Objective: The increased operative mortality associated with pneumonectomy has stimulated the use of lung-sparing operations such as sleeve lobectomy. Whether pneumonectomy adversely affects long-term outcome after lung resection is unknown.
Methods: We reviewed the cases of patients who underwent lobectomy/bilobectomy or pneumonectomy because of non-small cell lung cancer between January 1980 and June 1998. Survival curves were compared by the log-rank test. Covariates were determined for operative mortality and survival using logistic regression analysis and Cox proportional hazards estimation, respectively.
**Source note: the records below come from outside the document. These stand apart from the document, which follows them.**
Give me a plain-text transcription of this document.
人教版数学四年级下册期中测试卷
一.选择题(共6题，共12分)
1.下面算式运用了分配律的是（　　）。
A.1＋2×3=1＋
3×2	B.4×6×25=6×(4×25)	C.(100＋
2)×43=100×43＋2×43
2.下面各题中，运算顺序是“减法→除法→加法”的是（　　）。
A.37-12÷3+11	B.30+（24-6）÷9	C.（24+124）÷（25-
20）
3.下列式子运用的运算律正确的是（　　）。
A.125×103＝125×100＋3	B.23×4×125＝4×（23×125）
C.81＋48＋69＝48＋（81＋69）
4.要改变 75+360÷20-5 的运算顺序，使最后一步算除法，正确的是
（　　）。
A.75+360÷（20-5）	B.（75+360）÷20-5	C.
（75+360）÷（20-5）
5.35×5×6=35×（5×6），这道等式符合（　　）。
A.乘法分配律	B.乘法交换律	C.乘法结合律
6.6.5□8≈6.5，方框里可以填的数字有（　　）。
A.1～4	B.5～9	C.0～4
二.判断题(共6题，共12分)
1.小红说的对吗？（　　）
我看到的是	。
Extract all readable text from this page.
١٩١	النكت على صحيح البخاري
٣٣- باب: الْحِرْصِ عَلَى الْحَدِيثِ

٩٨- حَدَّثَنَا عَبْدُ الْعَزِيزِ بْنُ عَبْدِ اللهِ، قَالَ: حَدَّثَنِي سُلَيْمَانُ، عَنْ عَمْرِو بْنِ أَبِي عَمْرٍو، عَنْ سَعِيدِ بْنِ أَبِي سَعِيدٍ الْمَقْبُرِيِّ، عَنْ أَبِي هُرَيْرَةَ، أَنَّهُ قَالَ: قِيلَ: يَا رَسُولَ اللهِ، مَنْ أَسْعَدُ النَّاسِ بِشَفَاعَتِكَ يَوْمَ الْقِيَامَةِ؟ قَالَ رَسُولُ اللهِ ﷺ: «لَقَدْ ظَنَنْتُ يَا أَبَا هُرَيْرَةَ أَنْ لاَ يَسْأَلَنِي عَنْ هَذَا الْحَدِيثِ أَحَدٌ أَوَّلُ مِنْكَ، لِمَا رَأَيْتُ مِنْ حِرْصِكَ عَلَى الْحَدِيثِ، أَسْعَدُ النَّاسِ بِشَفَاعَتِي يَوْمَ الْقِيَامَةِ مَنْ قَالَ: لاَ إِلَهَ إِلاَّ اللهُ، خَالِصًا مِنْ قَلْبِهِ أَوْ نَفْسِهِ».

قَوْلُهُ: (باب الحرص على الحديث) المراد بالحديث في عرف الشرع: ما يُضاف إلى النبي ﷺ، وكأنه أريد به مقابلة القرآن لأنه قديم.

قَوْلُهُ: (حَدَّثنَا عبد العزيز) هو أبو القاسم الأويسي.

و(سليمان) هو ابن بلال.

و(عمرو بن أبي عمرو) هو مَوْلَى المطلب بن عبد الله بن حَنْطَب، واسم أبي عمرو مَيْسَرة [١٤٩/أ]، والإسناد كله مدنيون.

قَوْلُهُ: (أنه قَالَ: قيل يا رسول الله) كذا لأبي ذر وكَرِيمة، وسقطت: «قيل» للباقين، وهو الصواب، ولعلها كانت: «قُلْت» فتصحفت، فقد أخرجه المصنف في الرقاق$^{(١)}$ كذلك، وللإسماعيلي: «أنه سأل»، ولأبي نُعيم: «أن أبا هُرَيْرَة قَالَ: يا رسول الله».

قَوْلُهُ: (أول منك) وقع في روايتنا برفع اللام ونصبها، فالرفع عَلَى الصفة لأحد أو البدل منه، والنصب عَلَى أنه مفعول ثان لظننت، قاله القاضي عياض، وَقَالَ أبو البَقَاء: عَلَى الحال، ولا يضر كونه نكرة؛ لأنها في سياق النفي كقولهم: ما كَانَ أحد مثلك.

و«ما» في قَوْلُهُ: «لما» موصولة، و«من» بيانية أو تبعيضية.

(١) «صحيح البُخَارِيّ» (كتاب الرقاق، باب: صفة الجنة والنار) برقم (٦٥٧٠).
Results: There were 259 men and 183 women who underwent lobectomy/bilobectomy (340) or pneumonectomy (102). Operative mortality was 36 (8.1%) patients overall, 24 (7.0%) for lobectomy/bilobectomy and 12 (12%) for pneumonectomy. Mean follow-up was 41 months (range 0-222 months). Median survival was worse for pneumonectomy (stage II: 17.9 vs 36.3 months, log-rank P =. 05; stage III: 11.7 vs 21.3 months, log-rank P =.07). However, important covariates for survival were age, primary tumor status, regional nodal status, and forced expiratory volume in 1 second. After adjusting for these covariates, survival did not differ significantly between the types of operations (hazard ratio for pneumonectomy 1.21; 95% CI 0.88-1.68).
Conclusions: We did not detect a significant long-term adverse influence of pneumonectomy on survival after adjusting for other prognostic factors, but randomized clinical trials would be needed to definitively address this issue.